Nighttime Calling

shawn greinert
It is June 9 2007 and I am 16 years old. It is a brisk summer night that I am enjoying as I walk about the suburban neighborhood. The stars are illuminating a lustrous shine; it is beautiful. In this nighttime walk I indulge in thought and achieve an inner tranquility through the walking process. The sustained silence only made possible by the sleeping civilization creates an atmospheric stillness that is complemented by a smooth whispering wind. As I look up to the sky and gaze at the stars and the few opaque grey clouds that pass me by I think of all the things that need to be done, of all the things that need to be changed, and of all the things that I need to think out to ease my restless mind. I have always loved the nighttime ever since I was child going for walks with my parents observing the life that thrives in the dark, but now I am old, much too old mentally to remember fully the entailments of my childhood, the events that took place, but yet I am young enough to reflect upon the major events that have shaped me into who I am. Humans are a creature of habit, and I am no exception as I slowly pace myself around the laid out pavement I have treaded across so many nights before. I don't understand human existence and the psychology behind the majority of the population, I contemplate my existence and question the sanctity of life as I pass by the fenced in backyard of an old neighbor. I count out all twenty seven fence post slightly laying a touch on each one as if leaving behind a piece of myself. I continue my walk along the paved walkway up until I reach a crossroad that leaves me at a decisive point. I stop for a moment and further indulge myself in the present and the peacefulness that only nighttime can provide for me, and as the wind lightly tussles my shortened blonde hair I go over the things that I still have left to give a conclusion to in my mind. After a checklist-like runthrough I determine that I have created enough resolutions for the night and it is time to head home. Although it is one in the morning I am in no hurry to return home so I slowly take a left at the crossroad leading me in the right direction.

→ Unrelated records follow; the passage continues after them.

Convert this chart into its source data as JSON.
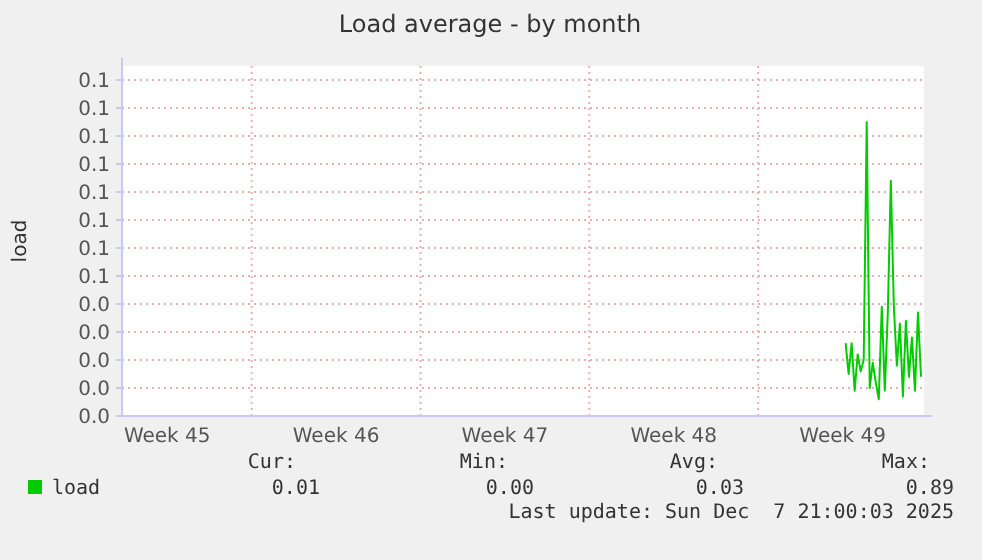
{
  "chart_data": {
    "type": "line",
    "title": "Load average - by month",
    "ylabel": "load",
    "categories": [
      null,
      null,
      null,
      null,
      null,
      null,
      null,
      null,
      null,
      null,
      null,
      null,
      null,
      null,
      null,
      "Week 45",
      null,
      null,
      null,
      null,
      null,
      null,
      null,
      null,
      null,
      null,
      null,
      null,
      null,
      null,
      null,
      null,
      null,
      null,
      null,
      null,
      null,
      null,
      null,
      null,
      null,
      null,
      null,
      null,
      null,
      null,
      null,
      null,
      null,
      null,
      null,
      null,
      null,
      null,
      null,
      null,
      null,
      null,
      null,
      null,
      null,
      null,
      null,
      null,
      null,
      null,
      null,
      null,
      null,
      null,
      null,
      "Week 46",
      null,
      null,
      null,
      null,
      null,
      null,
      null,
      null,
      null,
      null,
      null,
      null,
      null,
      null,
      null,
      null,
      null,
      null,
      null,
      null,
      null,
      null,
      null,
      null,
      null,
      null,
      null,
      null,
      null,
      null,
      null,
      null,
      null,
      null,
      null,
      null,
      null,
      null,
      null,
      null,
      null,
      null,
      null,
      null,
      null,
      null,
      null,
      null,
      null,
      null,
      null,
      null,
      null,
      null,
      null,
      "Week 47",
      null,
      null,
      null,
      null,
      null,
      null,
      null,
      null,
      null,
      null,
      null,
      null,
      null,
      null,
      null,
      null,
      null,
      null,
      null,
      null,
      null,
      null,
      null,
      null,
      null,
      null,
      null,
      null,
      null,
      null,
      null,
      null,
      null,
      null,
      null,
      null,
      null,
      null,
      null,
      null,
      null,
      null,
      null,
      null,
      null,
      null,
      null,
      null,
      null,
      null,
      null,
      null,
      null,
      null,
      null,
      "Week 48",
      null,
      null,
      null,
      null,
      null,
      null,
      null,
      null,
      null,
      null,
      null,
      null,
      null,
      null,
      null,
      null,
      null,
      null,
      null,
      null,
      null,
      null,
      null,
      null,
      null,
      null,
      null,
      null,
      null,
      null,
      null,
      null,
      null,
      null,
      null,
      null,
      null,
      null,
      null,
      null,
      null,
      null,
      null,
      null,
      null,
      null,
      null,
      null,
      null,
      null,
      null,
      null,
      null,
      null,
      null,
      "Week 49",
      null,
      null,
      null,
      null,
      null,
      null,
      null,
      null,
      null,
      null,
      null,
      null,
      null,
      null,
      null,
      null,
      null,
      null,
      null,
      null,
      null,
      null,
      null,
      null,
      null,
      null,
      null
    ],
    "series": [
      {
        "name": "load",
        "color": "#00cc00",
        "values": [
          null,
          null,
          null,
          null,
          null,
          null,
          null,
          null,
          null,
          null,
          null,
          null,
          null,
          null,
          null,
          null,
          null,
          null,
          null,
          null,
          null,
          null,
          null,
          null,
          null,
          null,
          null,
          null,
          null,
          null,
          null,
          null,
          null,
          null,
          null,
          null,
          null,
          null,
          null,
          null,
          null,
          null,
          null,
          null,
          null,
          null,
          null,
          null,
          null,
          null,
          null,
          null,
          null,
          null,
          null,
          null,
          null,
          null,
          null,
          null,
          null,
          null,
          null,
          null,
          null,
          null,
          null,
          null,
          null,
          null,
          null,
          null,
          null,
          null,
          null,
          null,
          null,
          null,
          null,
          null,
          null,
          null,
          null,
          null,
          null,
          null,
          null,
          null,
          null,
          null,
          null,
          null,
          null,
          null,
          null,
          null,
          null,
          null,
          null,
          null,
          null,
          null,
          null,
          null,
          null,
          null,
          null,
          null,
          null,
          null,
          null,
          null,
          null,
          null,
          null,
          null,
          null,
          null,
          null,
          null,
          null,
          null,
          null,
          null,
          null,
          null,
          null,
          null,
          null,
          null,
          null,
          null,
          null,
          null,
          null,
          null,
          null,
          null,
          null,
          null,
          null,
          null,
          null,
          null,
          null,
          null,
          null,
          null,
          null,
          null,
          null,
          null,
          null,
          null,
          null,
          null,
          null,
          null,
          null,
          null,
          null,
          null,
          null,
          null,
          null,
          null,
          null,
          null,
          null,
          null,
          null,
          null,
          null,
          null,
          null,
          null,
          null,
          null,
          null,
          null,
          null,
          null,
          null,
          null,
          null,
          null,
          null,
          null,
          null,
          null,
          null,
          null,
          null,
          null,
          null,
          null,
          null,
          null,
          null,
          null,
          null,
          null,
          null,
          null,
          null,
          null,
          null,
          null,
          null,
          null,
          null,
          null,
          null,
          null,
          null,
          null,
          null,
          null,
          null,
          null,
          null,
          null,
          null,
          null,
          null,
          null,
          null,
          null,
          null,
          null,
          null,
          null,
          null,
          null,
          null,
          null,
          null,
          null,
          null,
          null,
          0.026,
          0.015,
          0.026,
          0.009,
          0.022,
          0.016,
          0.02,
          0.105,
          0.01,
          0.019,
          0.012,
          0.006,
          0.039,
          0.009,
          0.037,
          0.084,
          0.039,
          0.018,
          0.033,
          0.007,
          0.034,
          0.014,
          0.028,
          0.009,
          0.037,
          0.014,
          null
        ]
      }
    ],
    "ylim": [
      0,
      0.125
    ],
    "yticks": [
      {
        "value": 0,
        "label": "0.0"
      },
      {
        "value": 0.01,
        "label": "0.0"
      },
      {
        "value": 0.02,
        "label": "0.0"
      },
      {
        "value": 0.03,
        "label": "0.0"
      },
      {
        "value": 0.04,
        "label": "0.0"
      },
      {
        "value": 0.05,
        "label": "0.1"
      },
      {
        "value": 0.06,
        "label": "0.1"
      },
      {
        "value": 0.07,
        "label": "0.1"
      },
      {
        "value": 0.08,
        "label": "0.1"
      },
      {
        "value": 0.09,
        "label": "0.1"
      },
      {
        "value": 0.1,
        "label": "0.1"
      },
      {
        "value": 0.11,
        "label": "0.1"
      },
      {
        "value": 0.12,
        "label": "0.1"
      }
    ],
    "grid": true,
    "legend": "bottom",
    "marker": "none",
    "line_style": "solid",
    "annotations": [
      "Cur:",
      "Min:",
      "Avg:",
      "Max:",
      "0.01",
      "0.00",
      "0.03",
      "0.89",
      "Last update: Sun Dec  7 21:00:03 2025"
    ]
  }
}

I pass by three more houses as I look at the ground marveling the cracks in the sidewalk with vegetative life sprouting, begging to grow free of the modern suppression. I pace my feet one step at a time, and attempt to resolve a final issue in my mind before taking a last left turn. The financial situation of my family is ever present on my mind and I attempt to quell that worrisome final issue with calculations of bills and the amount of money I can make this summer, all up until the moment I arrive on my front lawn. I walk over the beginning to dew grass towards the side of the brick laid home to the wooden gate and unlatch the connecting hook and proceed into my backyard. The backyard of my home is small in width, but the length is of ample size to allow our dogs to exercise properly, and give enough space for a sidewalk to run adjacent to the building. I walk alongside the brick laid outer layer of the home, running a finger along the side feeling the roughness of the brick and the solidity it exudes. I arrive at the back glass doorway and turn around to take one last look up at the night sky and inhale a deep breathe of the crisp air. As I exhale out slowly I put my mind to rest, slide the glass door to the left, and take a step inside my home. Walking up the thirteen cold metal stairs to my bedroom doesn't remind me of anything, it does however puts a further emphasis on my meticulous nature that makes me who I am.

It is June 14th 2007 and I am hospitalized experiencing the final stages of an inoperable cancer. The doctors project I have one day left to live, and at my request I have told my parents to say their goodbyes and leave me to myself in my final hours. It was tough for them, but the projected life I have lived has been one of a loner, apart from any parental guidance, so it only seems proper it shall end like this. It is three P.M. and I am expected to live for only nine more hours. At first diagnosis I did cry, I wept alongside my parents for hours at the loss of life I will endure, that they will endure, but now I am settled and ready for the next step. I have never understood the purpose of humanity, the mundane routines, so it only seems natural that one who does not fit in shall be taken. I contemplate my final thoughts and ease myself into a morphine induced slumber.

I am awoken to darkness, to which I check my watch and find that it is one A.M. and I am still alive unable to sleep. I attempt to get out of bed and walk around the room to the window, but I am too tired. I am always tired. I slowly press the call button for a nurse to appear, and when she arrives I beckon her to open the blinds and the window. " I am sorry", she attempts to explain, "but windows on the upstairs don't open for the sake of protecting the patients" I am mollified by this statement, and ask her to open the blinds at least and leave me be. She does this out of job requirement and leaves the room in a steadfast pace. As I glance out into the nighttime I am reconnected to the moments I so much enjoyed. The being captivated by the night stars, the walking around the neighborhood while all the rest of the world was asleep. I shed a tear for the losing of those moments, of losing of all the moments I could have taken advantage of. It is June 15th 2007 I am sixteen years old, and tonight I die staring out into the one thing in this world that has always brought me peace. As I slowly begin to feel myself slip away I am brought back to the smell of the wooden fence, the feel of the fresh dew on the grass, and crisp nighttime air, and the last final breeze of whispering wind that tousled my shortened blonde hair, that one peaceful night. What's done is done I think to myself as I press the doctor given trigger putting myself into a final morphine induced sleep.